ハガーニ氏:緑と青を強調しました。これは、ニューヨーク市地下鉄で多く使われている色です。また、街の歩道の黒とグレーが夏の青空の鮮やかな色と対比をなしています。
チャーマース氏は、ハガーニ氏とナハマン氏と以前に仕事をしたことがあったため、ルックに関する共通の認識に基づいてグレーディングを始められたという。グレーディングでは、シネマライクでドラマチックな要素を随所に取り入れつつも、洗練されすぎて、ラン&ガン特有の雰囲気が失われないようにすることが重要だった。
チャーマース氏:参考にした作品はかなりシネマライクでコントラストが強いものでした。最初の話し合いで、少しその方向にドラマチックな雰囲気を押し進め、舞台演劇的とも言えるルックにしつつ、かと言って突飛なルックは避けるようにすることを話したのを覚えています。

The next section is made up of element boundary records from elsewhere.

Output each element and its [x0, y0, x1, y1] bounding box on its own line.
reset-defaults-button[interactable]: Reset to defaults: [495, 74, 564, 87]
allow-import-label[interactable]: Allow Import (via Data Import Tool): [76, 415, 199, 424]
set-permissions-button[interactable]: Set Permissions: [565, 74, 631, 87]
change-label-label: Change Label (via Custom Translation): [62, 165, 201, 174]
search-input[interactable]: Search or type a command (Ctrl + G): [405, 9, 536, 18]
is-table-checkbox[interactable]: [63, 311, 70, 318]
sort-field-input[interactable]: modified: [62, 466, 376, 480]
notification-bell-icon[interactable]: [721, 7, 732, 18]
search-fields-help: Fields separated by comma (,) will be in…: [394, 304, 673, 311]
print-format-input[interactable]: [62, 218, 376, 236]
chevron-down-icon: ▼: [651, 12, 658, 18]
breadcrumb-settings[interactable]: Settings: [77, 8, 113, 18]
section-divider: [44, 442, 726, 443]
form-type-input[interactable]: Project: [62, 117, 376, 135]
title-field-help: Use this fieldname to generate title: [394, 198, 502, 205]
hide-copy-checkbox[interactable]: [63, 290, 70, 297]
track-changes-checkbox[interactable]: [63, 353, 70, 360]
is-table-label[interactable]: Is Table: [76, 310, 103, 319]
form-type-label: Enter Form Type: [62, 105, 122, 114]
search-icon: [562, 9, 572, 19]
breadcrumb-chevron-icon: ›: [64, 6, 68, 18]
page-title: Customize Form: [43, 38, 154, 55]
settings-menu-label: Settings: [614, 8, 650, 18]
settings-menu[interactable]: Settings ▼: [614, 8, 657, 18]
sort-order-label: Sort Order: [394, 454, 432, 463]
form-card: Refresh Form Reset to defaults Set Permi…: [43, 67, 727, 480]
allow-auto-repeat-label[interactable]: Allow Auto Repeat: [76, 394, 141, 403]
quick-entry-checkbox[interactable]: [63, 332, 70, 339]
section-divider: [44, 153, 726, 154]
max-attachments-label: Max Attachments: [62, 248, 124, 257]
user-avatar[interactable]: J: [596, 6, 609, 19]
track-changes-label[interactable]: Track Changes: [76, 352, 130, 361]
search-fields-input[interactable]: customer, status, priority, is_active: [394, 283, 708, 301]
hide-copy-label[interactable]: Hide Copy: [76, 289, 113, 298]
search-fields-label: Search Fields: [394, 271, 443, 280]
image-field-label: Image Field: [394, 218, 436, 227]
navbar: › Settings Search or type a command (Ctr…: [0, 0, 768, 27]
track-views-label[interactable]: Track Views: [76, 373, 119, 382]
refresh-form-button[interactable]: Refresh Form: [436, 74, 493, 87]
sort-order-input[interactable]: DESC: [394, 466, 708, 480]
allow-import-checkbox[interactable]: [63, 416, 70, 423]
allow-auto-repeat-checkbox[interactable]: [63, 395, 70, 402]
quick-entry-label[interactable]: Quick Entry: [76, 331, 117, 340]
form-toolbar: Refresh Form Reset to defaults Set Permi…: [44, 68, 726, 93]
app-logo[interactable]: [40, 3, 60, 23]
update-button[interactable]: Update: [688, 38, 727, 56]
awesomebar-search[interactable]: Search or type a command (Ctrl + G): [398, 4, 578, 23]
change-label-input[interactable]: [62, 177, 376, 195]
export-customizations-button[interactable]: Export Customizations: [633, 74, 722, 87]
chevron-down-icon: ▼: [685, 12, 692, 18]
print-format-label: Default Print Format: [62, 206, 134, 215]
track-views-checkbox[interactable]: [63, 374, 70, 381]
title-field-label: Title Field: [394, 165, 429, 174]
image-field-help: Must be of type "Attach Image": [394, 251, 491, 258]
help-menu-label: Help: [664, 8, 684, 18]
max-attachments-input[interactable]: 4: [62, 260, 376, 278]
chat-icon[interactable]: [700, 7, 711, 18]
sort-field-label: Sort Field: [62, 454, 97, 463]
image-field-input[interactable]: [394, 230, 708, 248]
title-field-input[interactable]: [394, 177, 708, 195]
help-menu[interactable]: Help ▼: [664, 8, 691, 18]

さまざまなロケ地で撮影を行ったので、パンチの効いた彩度の強いルックに、軽くフィルムエミュレーションを適用しつつ、面白みを与えるのに十分な色分離も得られるようにしました。それと同時に、ラン&ガンの雰囲気は維持するように心がけて作業しました。
チャーマース氏は固定のノードツリーを使用して、全体のフィルムルックを構築してから、各シーンのバランス調整と最終的なマッチングを行った。
チャーマース氏:作業の初期段階では、全体的なルックを形成し、ショットとシーンを行き来して、さまざまな環境で問題が生じず、バランスが取れているかを確認しました。

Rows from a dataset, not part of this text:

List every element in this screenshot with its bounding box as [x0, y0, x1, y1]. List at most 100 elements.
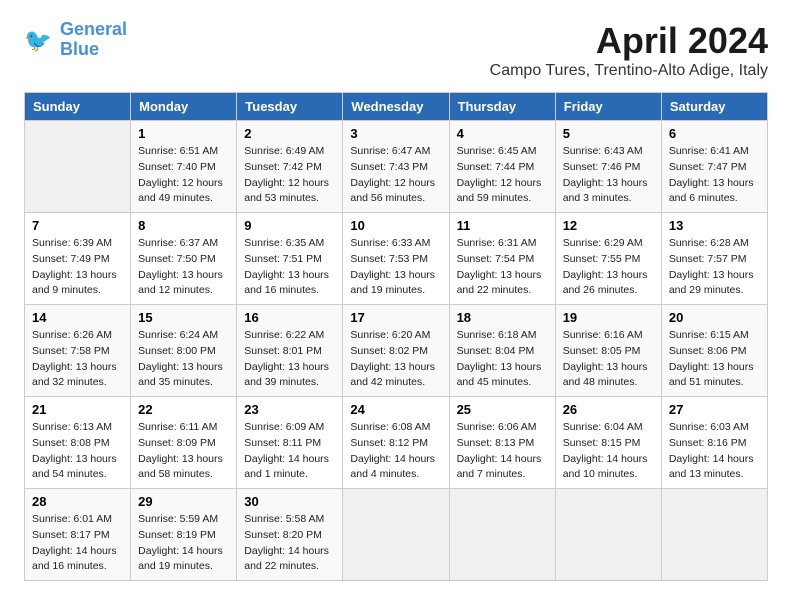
date-number: 19	[563, 310, 654, 325]
calendar-cell: 25 Sunrise: 6:06 AM Sunset: 8:13 PM Dayli…	[449, 397, 555, 489]
date-number: 29	[138, 494, 229, 509]
calendar-cell: 13 Sunrise: 6:28 AM Sunset: 7:57 PM Dayli…	[661, 213, 767, 305]
date-number: 13	[669, 218, 760, 233]
svg-text:🐦: 🐦	[24, 28, 52, 53]
calendar-cell: 14Sunrise: 6:26 AM Sunset: 7:58 PM Dayli…	[25, 305, 131, 397]
cell-content: Sunrise: 6:41 AM Sunset: 7:47 PM Dayligh…	[669, 144, 760, 207]
calendar-cell: 6 Sunrise: 6:41 AM Sunset: 7:47 PM Daylig…	[661, 121, 767, 213]
date-number: 15	[138, 310, 229, 325]
logo-text: General Blue	[60, 20, 127, 60]
calendar-cell: 2 Sunrise: 6:49 AM Sunset: 7:42 PM Daylig…	[237, 121, 343, 213]
date-number: 8	[138, 218, 229, 233]
cell-content: Sunrise: 6:31 AM Sunset: 7:54 PM Dayligh…	[457, 236, 548, 299]
col-header-tuesday: Tuesday	[237, 93, 343, 121]
calendar-cell: 30Sunrise: 5:58 AM Sunset: 8:20 PM Dayli…	[237, 489, 343, 581]
cell-content: Sunrise: 6:06 AM Sunset: 8:13 PM Dayligh…	[457, 420, 548, 483]
calendar-cell: 23 Sunrise: 6:09 AM Sunset: 8:11 PM Dayli…	[237, 397, 343, 489]
calendar-cell: 22Sunrise: 6:11 AM Sunset: 8:09 PM Dayli…	[131, 397, 237, 489]
calendar-cell: 4Sunrise: 6:45 AM Sunset: 7:44 PM Daylig…	[449, 121, 555, 213]
calendar-cell	[555, 489, 661, 581]
page-header: 🐦 General Blue April 2024 Campo Tures, T…	[24, 20, 768, 80]
calendar-cell: 7Sunrise: 6:39 AM Sunset: 7:49 PM Daylig…	[25, 213, 131, 305]
calendar-cell: 17 Sunrise: 6:20 AM Sunset: 8:02 PM Dayli…	[343, 305, 449, 397]
col-header-monday: Monday	[131, 93, 237, 121]
calendar-cell: 16Sunrise: 6:22 AM Sunset: 8:01 PM Dayli…	[237, 305, 343, 397]
cell-content: Sunrise: 5:59 AM Sunset: 8:19 PM Dayligh…	[138, 512, 229, 575]
calendar-cell: 27Sunrise: 6:03 AM Sunset: 8:16 PM Dayli…	[661, 397, 767, 489]
cell-content: Sunrise: 6:20 AM Sunset: 8:02 PM Dayligh…	[350, 328, 441, 391]
calendar-cell: 21 Sunrise: 6:13 AM Sunset: 8:08 PM Dayli…	[25, 397, 131, 489]
date-number: 4	[457, 126, 548, 141]
cell-content: Sunrise: 6:08 AM Sunset: 8:12 PM Dayligh…	[350, 420, 441, 483]
date-number: 3	[350, 126, 441, 141]
calendar-cell: 3 Sunrise: 6:47 AM Sunset: 7:43 PM Daylig…	[343, 121, 449, 213]
calendar-cell: 24 Sunrise: 6:08 AM Sunset: 8:12 PM Dayli…	[343, 397, 449, 489]
date-number: 6	[669, 126, 760, 141]
date-number: 30	[244, 494, 335, 509]
cell-content: Sunrise: 6:01 AM Sunset: 8:17 PM Dayligh…	[32, 512, 123, 575]
col-header-saturday: Saturday	[661, 93, 767, 121]
date-number: 18	[457, 310, 548, 325]
date-number: 26	[563, 402, 654, 417]
date-number: 1	[138, 126, 229, 141]
cell-content: Sunrise: 6:47 AM Sunset: 7:43 PM Dayligh…	[350, 144, 441, 207]
calendar-cell	[661, 489, 767, 581]
calendar-cell: 12 Sunrise: 6:29 AM Sunset: 7:55 PM Dayli…	[555, 213, 661, 305]
date-number: 28	[32, 494, 123, 509]
calendar-cell: 10 Sunrise: 6:33 AM Sunset: 7:53 PM Dayli…	[343, 213, 449, 305]
date-number: 14	[32, 310, 123, 325]
col-header-friday: Friday	[555, 93, 661, 121]
cell-content: Sunrise: 6:37 AM Sunset: 7:50 PM Dayligh…	[138, 236, 229, 299]
cell-content: Sunrise: 6:13 AM Sunset: 8:08 PM Dayligh…	[32, 420, 123, 483]
week-row-4: 21 Sunrise: 6:13 AM Sunset: 8:08 PM Dayli…	[25, 397, 768, 489]
calendar-table: SundayMondayTuesdayWednesdayThursdayFrid…	[24, 92, 768, 581]
date-number: 7	[32, 218, 123, 233]
calendar-cell: 19 Sunrise: 6:16 AM Sunset: 8:05 PM Dayli…	[555, 305, 661, 397]
calendar-cell: 15Sunrise: 6:24 AM Sunset: 8:00 PM Dayli…	[131, 305, 237, 397]
logo: 🐦 General Blue	[24, 20, 127, 60]
week-row-5: 28 Sunrise: 6:01 AM Sunset: 8:17 PM Dayli…	[25, 489, 768, 581]
week-row-2: 7Sunrise: 6:39 AM Sunset: 7:49 PM Daylig…	[25, 213, 768, 305]
calendar-cell: 5Sunrise: 6:43 AM Sunset: 7:46 PM Daylig…	[555, 121, 661, 213]
subtitle: Campo Tures, Trentino-Alto Adige, Italy	[490, 62, 768, 80]
date-number: 24	[350, 402, 441, 417]
cell-content: Sunrise: 6:16 AM Sunset: 8:05 PM Dayligh…	[563, 328, 654, 391]
calendar-cell: 20Sunrise: 6:15 AM Sunset: 8:06 PM Dayli…	[661, 305, 767, 397]
cell-content: Sunrise: 6:49 AM Sunset: 7:42 PM Dayligh…	[244, 144, 335, 207]
calendar-cell: 8 Sunrise: 6:37 AM Sunset: 7:50 PM Daylig…	[131, 213, 237, 305]
cell-content: Sunrise: 6:15 AM Sunset: 8:06 PM Dayligh…	[669, 328, 760, 391]
cell-content: Sunrise: 6:33 AM Sunset: 7:53 PM Dayligh…	[350, 236, 441, 299]
main-title: April 2024	[490, 20, 768, 62]
cell-content: Sunrise: 6:29 AM Sunset: 7:55 PM Dayligh…	[563, 236, 654, 299]
cell-content: Sunrise: 6:22 AM Sunset: 8:01 PM Dayligh…	[244, 328, 335, 391]
calendar-cell: 29 Sunrise: 5:59 AM Sunset: 8:19 PM Dayli…	[131, 489, 237, 581]
calendar-cell	[449, 489, 555, 581]
cell-content: Sunrise: 6:51 AM Sunset: 7:40 PM Dayligh…	[138, 144, 229, 207]
col-header-thursday: Thursday	[449, 93, 555, 121]
week-row-1: 1 Sunrise: 6:51 AM Sunset: 7:40 PM Daylig…	[25, 121, 768, 213]
date-number: 9	[244, 218, 335, 233]
date-number: 21	[32, 402, 123, 417]
date-number: 12	[563, 218, 654, 233]
col-header-wednesday: Wednesday	[343, 93, 449, 121]
cell-content: Sunrise: 6:28 AM Sunset: 7:57 PM Dayligh…	[669, 236, 760, 299]
title-block: April 2024 Campo Tures, Trentino-Alto Ad…	[490, 20, 768, 80]
date-number: 5	[563, 126, 654, 141]
date-number: 11	[457, 218, 548, 233]
calendar-cell	[25, 121, 131, 213]
date-number: 23	[244, 402, 335, 417]
date-number: 10	[350, 218, 441, 233]
week-row-3: 14Sunrise: 6:26 AM Sunset: 7:58 PM Dayli…	[25, 305, 768, 397]
header-row: SundayMondayTuesdayWednesdayThursdayFrid…	[25, 93, 768, 121]
date-number: 25	[457, 402, 548, 417]
cell-content: Sunrise: 6:09 AM Sunset: 8:11 PM Dayligh…	[244, 420, 335, 483]
calendar-cell: 1 Sunrise: 6:51 AM Sunset: 7:40 PM Daylig…	[131, 121, 237, 213]
calendar-cell: 18 Sunrise: 6:18 AM Sunset: 8:04 PM Dayli…	[449, 305, 555, 397]
calendar-cell: 11 Sunrise: 6:31 AM Sunset: 7:54 PM Dayli…	[449, 213, 555, 305]
cell-content: Sunrise: 6:18 AM Sunset: 8:04 PM Dayligh…	[457, 328, 548, 391]
calendar-cell: 9Sunrise: 6:35 AM Sunset: 7:51 PM Daylig…	[237, 213, 343, 305]
calendar-cell	[343, 489, 449, 581]
cell-content: Sunrise: 6:04 AM Sunset: 8:15 PM Dayligh…	[563, 420, 654, 483]
date-number: 2	[244, 126, 335, 141]
date-number: 17	[350, 310, 441, 325]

全体的に正しい方向に進んでいると確信できるまで、ショットごとの調整は行いませんでした。

DaVinci Color Transform Language(以下:DCTL)が作業において大変役立ったという。カスタムDCTLやその他のツールがオンライン上にいろいろとあるため、内蔵の機能を超えた、より複雑なグレーディングを行う余地を得ることができた。
チャーマース氏:フィルムエミュレーションでは特にそうですが、実際にはあらゆるグレーディングにおいて、「デジタル」の枠組みから抜け出し、複雑な変化や色分離の要素を付け加えるためにさまざまなツールを使用できると便利です。

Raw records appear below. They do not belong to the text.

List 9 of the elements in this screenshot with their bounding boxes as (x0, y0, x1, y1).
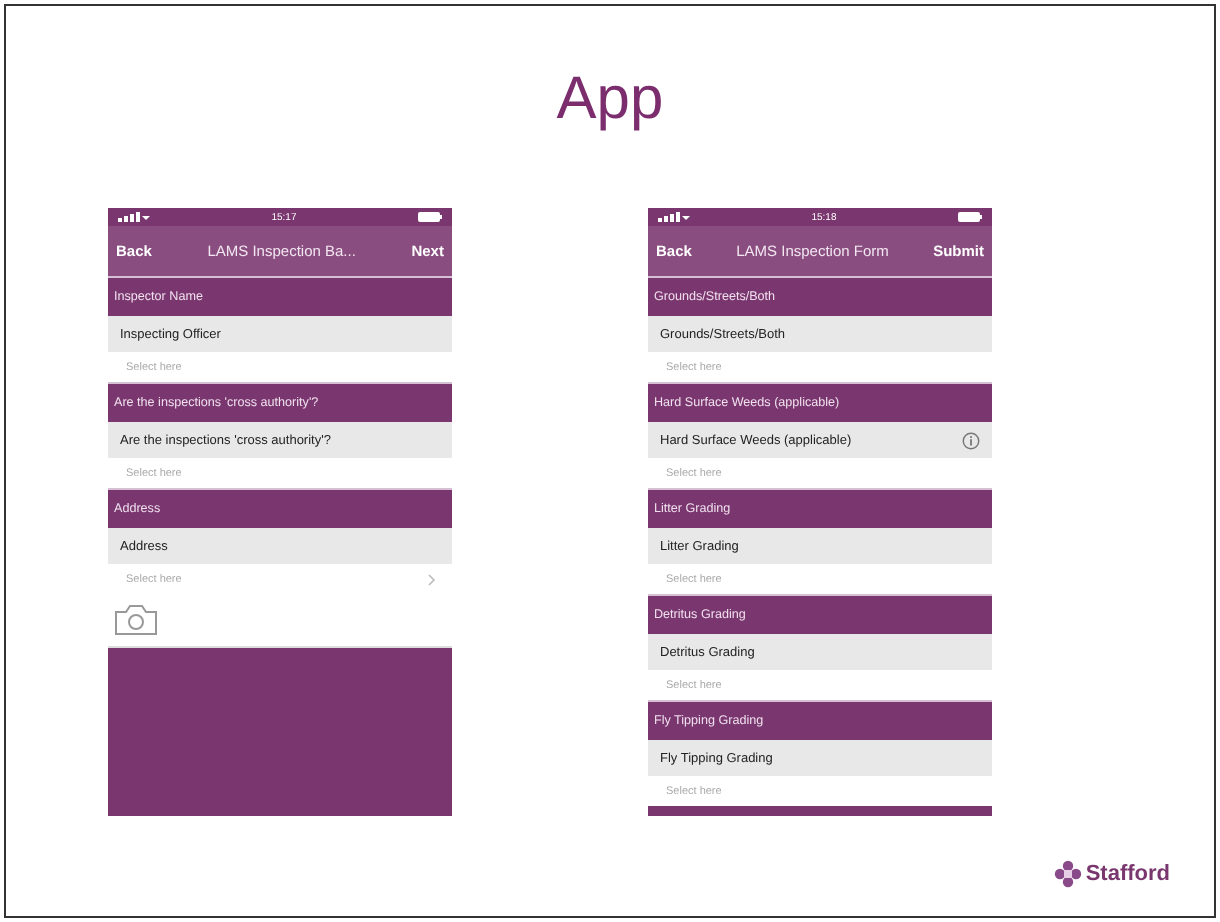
signal-icon (658, 212, 690, 222)
battery-icon (957, 212, 982, 222)
battery-icon (417, 212, 442, 222)
signal-icon (118, 212, 150, 222)
slide-title: App (554, 66, 666, 136)
camera-icon[interactable] (114, 604, 158, 636)
logo-text: Stafford (1085, 862, 1170, 886)
flower-logo-icon (1053, 860, 1082, 888)
info-icon[interactable] (962, 431, 980, 449)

ほとんどの作業は、照明のコントロールができなかった地下鉄とコピー店のショットに費やされた。これらのシーンのコントラストを維持し、他のシーンと一貫性を持たせる必要があった。しかし、コピー店のシーンが、同氏にとってグレーディングにおけるお気に入りシーンとなったという。
チャーマース氏:最後のエレベーターのシーンの蛍光灯の緑を維持したかったので、ここでも同じことを行いました。その色かぶりをしっかりと活かしつつ、スキントーンと自然光との色の分離感を引き出すことで、美しい色のコントラストを生み出しています。
このシーンは、遥かにニュートラルな屋外シーンの間に挟まれているので、良い感じにダイナミックになったと思います。
ハガーニ氏は、街中で撮影したものがそのままグレーディングで活かされていると感じているという。
ハガーニ氏:フレーム内に、緑、黄、紫、ピンク、青を含めることを重視したのですが、ザックがフッテージでそれを上手く引き出し、素晴らしいルックを作成してくれました。Resolveは、独自のカラーパレットとニューヨーク市の過酷な夏の質感を作り出すのに極めて大きな役割を果たしたと思います。
同作は先日Berkshire International Film Festivalで上映され、現在は各地の映画祭で上映中。